Measurement of protein denaturation in human synovial fluid and its analogs using differential scanning calorimetry

Abstract

Differential scanning calorimetry (DSC) was used to evaluate the thermal transitions associated with protein constituents of synovial fluid samples from three individuals with osteoarthritis. Analysis of the multi-component DSC curves revealed that major endothermic transitions of synovial fluid occur between 60 and 80 °C and can be resolved into three peaks, likely due to the unfolding of human serum albumin and immunoglobulins, and that the enthalpies of these transitions can be quantified in terms of their relative contribution to the total system enthalpy.

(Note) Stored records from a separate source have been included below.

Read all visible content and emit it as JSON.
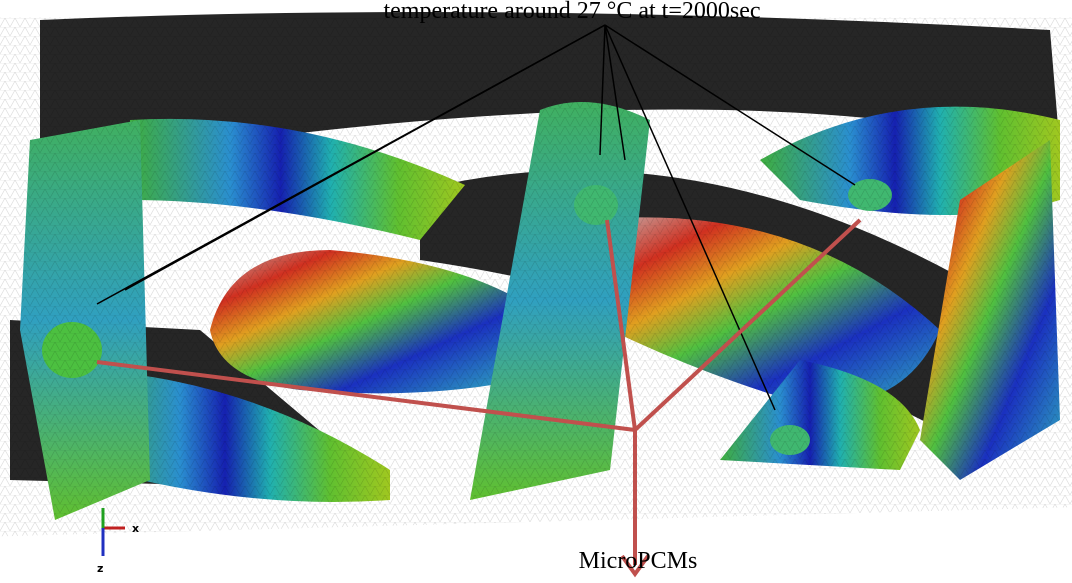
{
  "annotations": {
    "top": "temperature around 27 °C at t=2000sec",
    "bottom": "MicroPCMs"
  },
  "axes": {
    "x": "x",
    "z": "z"
  }
}
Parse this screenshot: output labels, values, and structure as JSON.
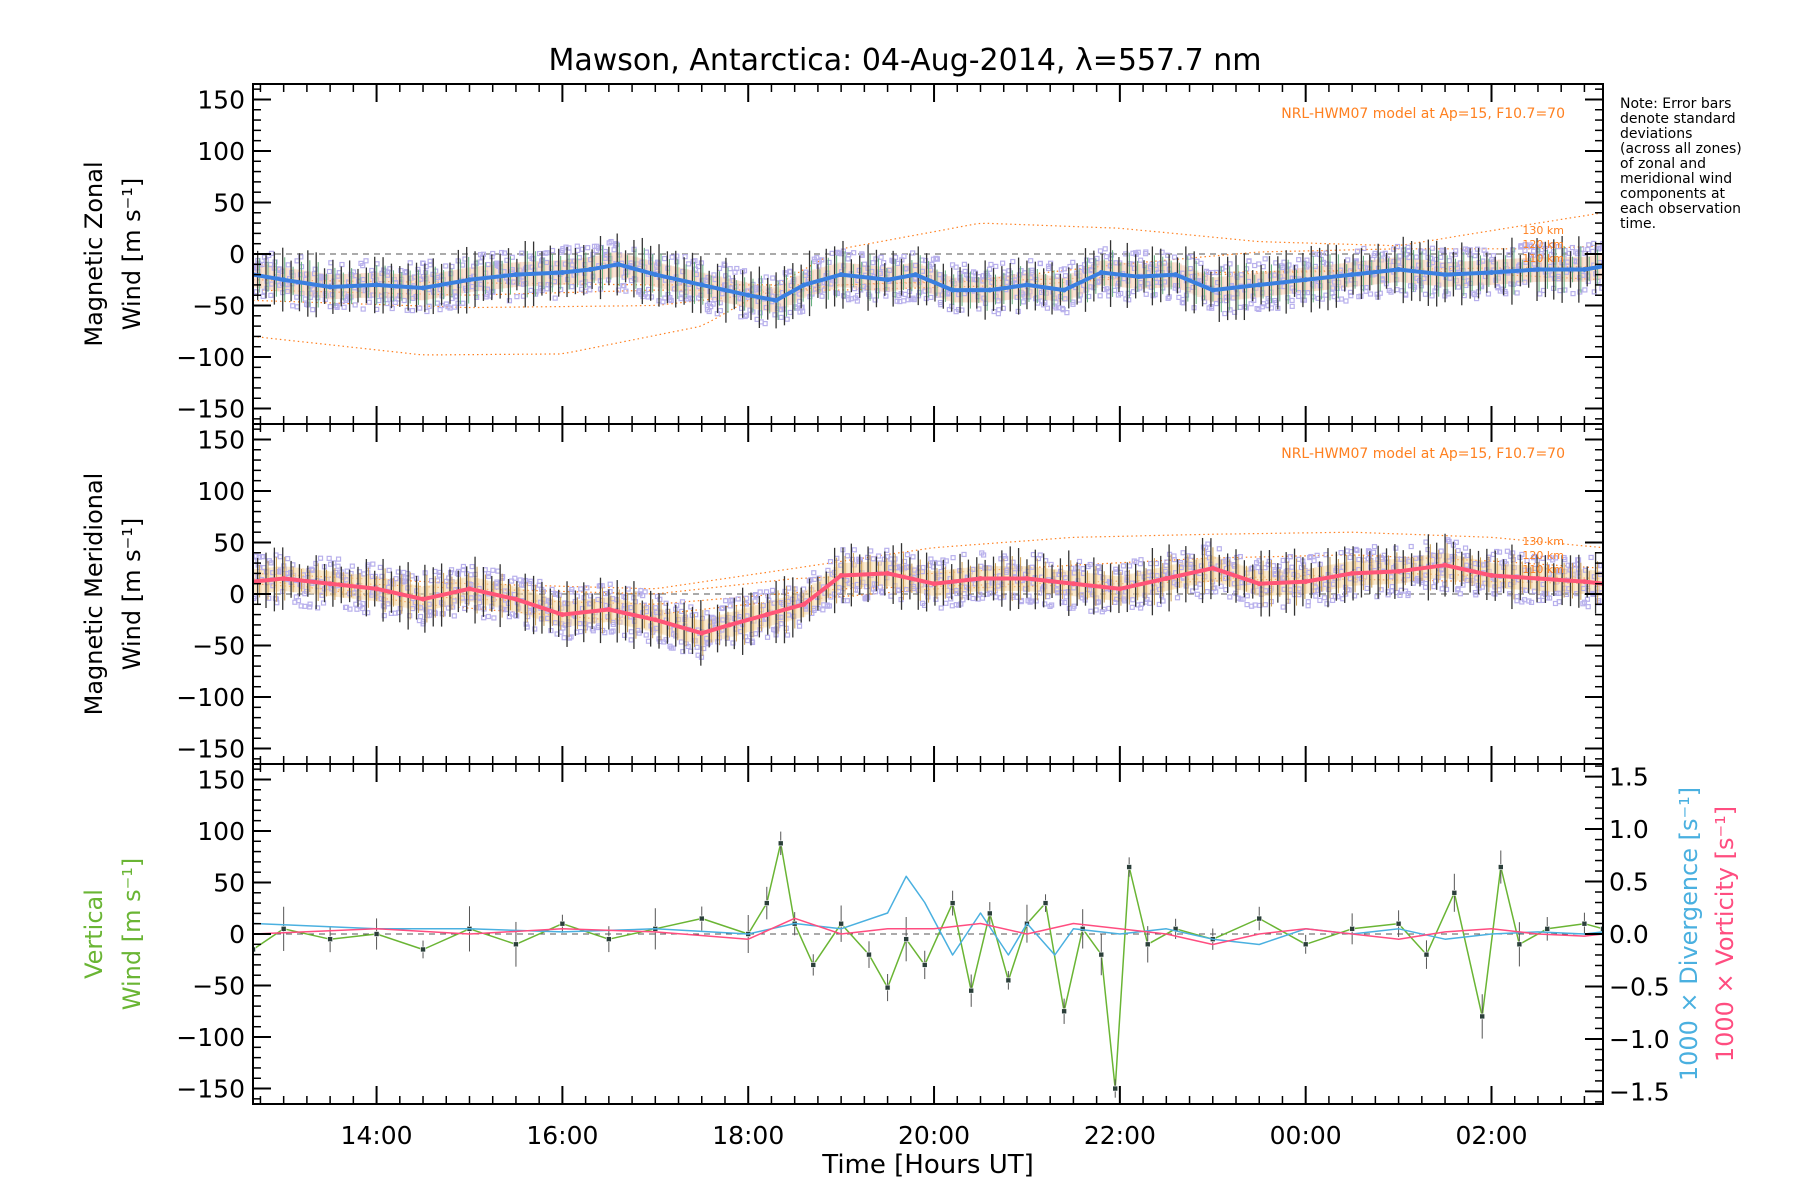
{
  "chart_data": {
    "type": "line",
    "title": "Mawson, Antarctica: 04-Aug-2014, λ=557.7 nm",
    "xlabel": "Time [Hours UT]",
    "x_unit": "hours UT, continuing past midnight (24 = 00:00)",
    "xlim": [
      12.67,
      27.2
    ],
    "x_ticks": [
      {
        "value": 14,
        "label": "14:00"
      },
      {
        "value": 16,
        "label": "16:00"
      },
      {
        "value": 18,
        "label": "18:00"
      },
      {
        "value": 20,
        "label": "20:00"
      },
      {
        "value": 22,
        "label": "22:00"
      },
      {
        "value": 24,
        "label": "00:00"
      },
      {
        "value": 26,
        "label": "02:00"
      }
    ],
    "note": "Note: Error bars denote standard deviations (across all zones) of zonal and meridional wind components at each observation time.",
    "note_lines": [
      "Note: Error bars",
      "denote standard",
      "deviations",
      "(across all zones)",
      "of zonal and",
      "meridional wind",
      "components at",
      "each observation",
      "time."
    ],
    "colors": {
      "zonal": "#3a7fe0",
      "meridional": "#ff5577",
      "vertical": "#6ab534",
      "divergence": "#4ab0e0",
      "vorticity": "#ff4d80",
      "model": "#ff8020",
      "zone_points": "#b8b0ec",
      "error_bar": "#333333"
    },
    "panels": [
      {
        "name": "zonal",
        "ylabel_lines": [
          "Magnetic Zonal",
          "Wind [m s⁻¹]"
        ],
        "ylim": [
          -165,
          165
        ],
        "y_ticks": [
          150,
          100,
          50,
          0,
          -50,
          -100,
          -150
        ],
        "model_label": "NRL-HWM07 model at Ap=15, F10.7=70",
        "model_height_labels": [
          "130 km",
          "120 km",
          "110 km"
        ],
        "model_curves": [
          {
            "name": "130 km",
            "x": [
              12.67,
              14.5,
              16,
              17.5,
              19,
              20.5,
              22,
              23.5,
              25,
              26.5,
              27.2
            ],
            "y": [
              -80,
              -98,
              -97,
              -70,
              5,
              30,
              25,
              12,
              8,
              30,
              40
            ]
          },
          {
            "name": "120 km",
            "x": [
              12.67,
              15,
              17,
              19,
              20.5,
              22,
              23.5,
              25,
              26.5,
              27.2
            ],
            "y": [
              -45,
              -52,
              -50,
              -30,
              -25,
              -10,
              2,
              5,
              5,
              8
            ]
          },
          {
            "name": "110 km",
            "x": [
              12.67,
              15,
              17,
              19,
              21,
              23,
              25,
              27.2
            ],
            "y": [
              -35,
              -40,
              -35,
              -35,
              -30,
              -18,
              -15,
              -25
            ]
          },
          {
            "name": "100 km",
            "x": [
              12.67,
              15,
              17,
              19,
              21,
              23,
              25,
              27.2
            ],
            "y": [
              -25,
              -28,
              -30,
              -30,
              -25,
              -20,
              -15,
              -12
            ]
          }
        ],
        "series": [
          {
            "name": "zonal",
            "x": [
              12.67,
              13.0,
              13.5,
              14.0,
              14.5,
              15.0,
              15.5,
              16.0,
              16.3,
              16.6,
              17.0,
              17.5,
              18.0,
              18.3,
              18.6,
              19.0,
              19.5,
              19.8,
              20.2,
              20.6,
              21.0,
              21.4,
              21.8,
              22.2,
              22.6,
              23.0,
              23.5,
              24.0,
              24.5,
              25.0,
              25.5,
              26.0,
              26.5,
              27.0,
              27.2
            ],
            "y": [
              -20,
              -25,
              -32,
              -30,
              -33,
              -25,
              -20,
              -18,
              -15,
              -10,
              -20,
              -30,
              -40,
              -45,
              -30,
              -20,
              -25,
              -20,
              -35,
              -35,
              -30,
              -35,
              -18,
              -22,
              -20,
              -35,
              -30,
              -25,
              -20,
              -15,
              -20,
              -18,
              -15,
              -15,
              -12
            ]
          }
        ]
      },
      {
        "name": "meridional",
        "ylabel_lines": [
          "Magnetic Meridional",
          "Wind [m s⁻¹]"
        ],
        "ylim": [
          -165,
          165
        ],
        "y_ticks": [
          150,
          100,
          50,
          0,
          -50,
          -100,
          -150
        ],
        "model_label": "NRL-HWM07 model at Ap=15, F10.7=70",
        "model_height_labels": [
          "130 km",
          "120 km",
          "110 km"
        ],
        "model_curves": [
          {
            "name": "130 km",
            "x": [
              12.67,
              15,
              17,
              18.5,
              20,
              21.5,
              23,
              24.5,
              26,
              27.2
            ],
            "y": [
              20,
              10,
              5,
              25,
              45,
              55,
              58,
              60,
              55,
              45
            ]
          },
          {
            "name": "120 km",
            "x": [
              12.67,
              15,
              17,
              18.5,
              20,
              21.5,
              23,
              24.5,
              26,
              27.2
            ],
            "y": [
              15,
              5,
              0,
              15,
              20,
              28,
              35,
              38,
              32,
              25
            ]
          },
          {
            "name": "110 km",
            "x": [
              12.67,
              15,
              17,
              19,
              21,
              23,
              25,
              27.2
            ],
            "y": [
              10,
              -5,
              -10,
              5,
              10,
              15,
              20,
              15
            ]
          },
          {
            "name": "100 km",
            "x": [
              12.67,
              14.5,
              16.5,
              18,
              20,
              22,
              24,
              26,
              27.2
            ],
            "y": [
              15,
              -10,
              -25,
              -10,
              5,
              10,
              15,
              12,
              10
            ]
          }
        ],
        "series": [
          {
            "name": "meridional",
            "x": [
              12.67,
              13.0,
              13.5,
              14.0,
              14.5,
              15.0,
              15.5,
              16.0,
              16.5,
              17.0,
              17.5,
              17.8,
              18.2,
              18.6,
              19.0,
              19.5,
              20.0,
              20.5,
              21.0,
              21.5,
              22.0,
              22.5,
              23.0,
              23.5,
              24.0,
              24.5,
              25.0,
              25.5,
              26.0,
              26.5,
              27.0,
              27.2
            ],
            "y": [
              12,
              15,
              10,
              5,
              -5,
              5,
              -5,
              -20,
              -15,
              -25,
              -38,
              -30,
              -20,
              -10,
              18,
              20,
              10,
              15,
              15,
              10,
              5,
              15,
              25,
              10,
              12,
              20,
              22,
              28,
              18,
              15,
              12,
              10
            ]
          }
        ]
      },
      {
        "name": "vertical",
        "ylabel_lines": [
          "Vertical",
          "Wind [m s⁻¹]"
        ],
        "ylim": [
          -165,
          165
        ],
        "y_ticks": [
          150,
          100,
          50,
          0,
          -50,
          -100,
          -150
        ],
        "y2_label_divergence": "1000 × Divergence [s⁻¹]",
        "y2_label_vorticity": "1000 × Vorticity [s⁻¹]",
        "y2_lim": [
          -1.62,
          1.62
        ],
        "y2_ticks": [
          {
            "value": 1.5,
            "label": "1.5"
          },
          {
            "value": 1.0,
            "label": "1.0"
          },
          {
            "value": 0.5,
            "label": "0.5"
          },
          {
            "value": 0.0,
            "label": "0.0"
          },
          {
            "value": -0.5,
            "label": "−0.5"
          },
          {
            "value": -1.0,
            "label": "−1.0"
          },
          {
            "value": -1.5,
            "label": "−1.5"
          }
        ],
        "series": [
          {
            "name": "vertical",
            "x": [
              12.67,
              13.0,
              13.5,
              14.0,
              14.5,
              15.0,
              15.5,
              16.0,
              16.5,
              17.0,
              17.5,
              18.0,
              18.2,
              18.35,
              18.5,
              18.7,
              19.0,
              19.3,
              19.5,
              19.7,
              19.9,
              20.2,
              20.4,
              20.6,
              20.8,
              21.0,
              21.2,
              21.4,
              21.6,
              21.8,
              21.95,
              22.1,
              22.3,
              22.6,
              23.0,
              23.5,
              24.0,
              24.5,
              25.0,
              25.3,
              25.6,
              25.9,
              26.1,
              26.3,
              26.6,
              27.0,
              27.2
            ],
            "y": [
              -15,
              5,
              -5,
              0,
              -15,
              5,
              -10,
              10,
              -5,
              5,
              15,
              0,
              30,
              88,
              10,
              -30,
              10,
              -20,
              -52,
              -5,
              -30,
              30,
              -55,
              20,
              -45,
              10,
              30,
              -75,
              5,
              -20,
              -150,
              65,
              -10,
              5,
              -5,
              15,
              -10,
              5,
              10,
              -20,
              40,
              -80,
              65,
              -10,
              5,
              10,
              5
            ]
          },
          {
            "name": "divergence",
            "axis": "y2",
            "x": [
              12.67,
              14.0,
              15.0,
              16.0,
              17.0,
              18.0,
              18.5,
              19.0,
              19.5,
              19.7,
              19.9,
              20.2,
              20.5,
              20.8,
              21.0,
              21.3,
              21.5,
              22.0,
              22.5,
              23.0,
              23.5,
              24.0,
              24.5,
              25.0,
              25.5,
              26.0,
              26.5,
              27.0,
              27.2
            ],
            "y": [
              0.1,
              0.05,
              0.05,
              0.02,
              0.05,
              0.0,
              0.1,
              0.05,
              0.2,
              0.55,
              0.3,
              -0.2,
              0.2,
              -0.2,
              0.1,
              -0.2,
              0.05,
              0.0,
              0.05,
              -0.05,
              -0.1,
              0.05,
              0.0,
              0.05,
              -0.05,
              0.0,
              0.02,
              0.0,
              0.02
            ]
          },
          {
            "name": "vorticity",
            "axis": "y2",
            "x": [
              12.67,
              14.0,
              15.0,
              16.0,
              17.0,
              18.0,
              18.5,
              19.0,
              19.5,
              20.0,
              20.5,
              21.0,
              21.5,
              22.0,
              22.5,
              23.0,
              23.5,
              24.0,
              24.5,
              25.0,
              25.5,
              26.0,
              26.5,
              27.0,
              27.2
            ],
            "y": [
              0.0,
              0.05,
              0.0,
              0.05,
              0.02,
              -0.05,
              0.15,
              0.0,
              0.05,
              0.05,
              0.1,
              0.0,
              0.1,
              0.05,
              0.0,
              -0.1,
              0.0,
              0.05,
              0.0,
              -0.05,
              0.02,
              0.05,
              0.0,
              -0.02,
              0.0
            ]
          }
        ]
      }
    ]
  }
}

DSC was also used to analyze a solution of bovine calf serum, a lubricant used in simulator wear testing of joint replacement implants, and the resulting endothermic transitions occurred in a temperature range relevant to that produced by frictional heat during such wear simulator testing. Results of this study indicate a new application for DSC as a direct method for studying thermal stabilities of both bovine calf serum and synovial fluid. The use of DSC is proposed as a diagnostic tool to detect altered thermal properties or protein concentrations indicative of a diseased or injured state, and as a development tool to test the efficacy of additives in controlling protein denaturation associated with increased wear in joint replacement implants.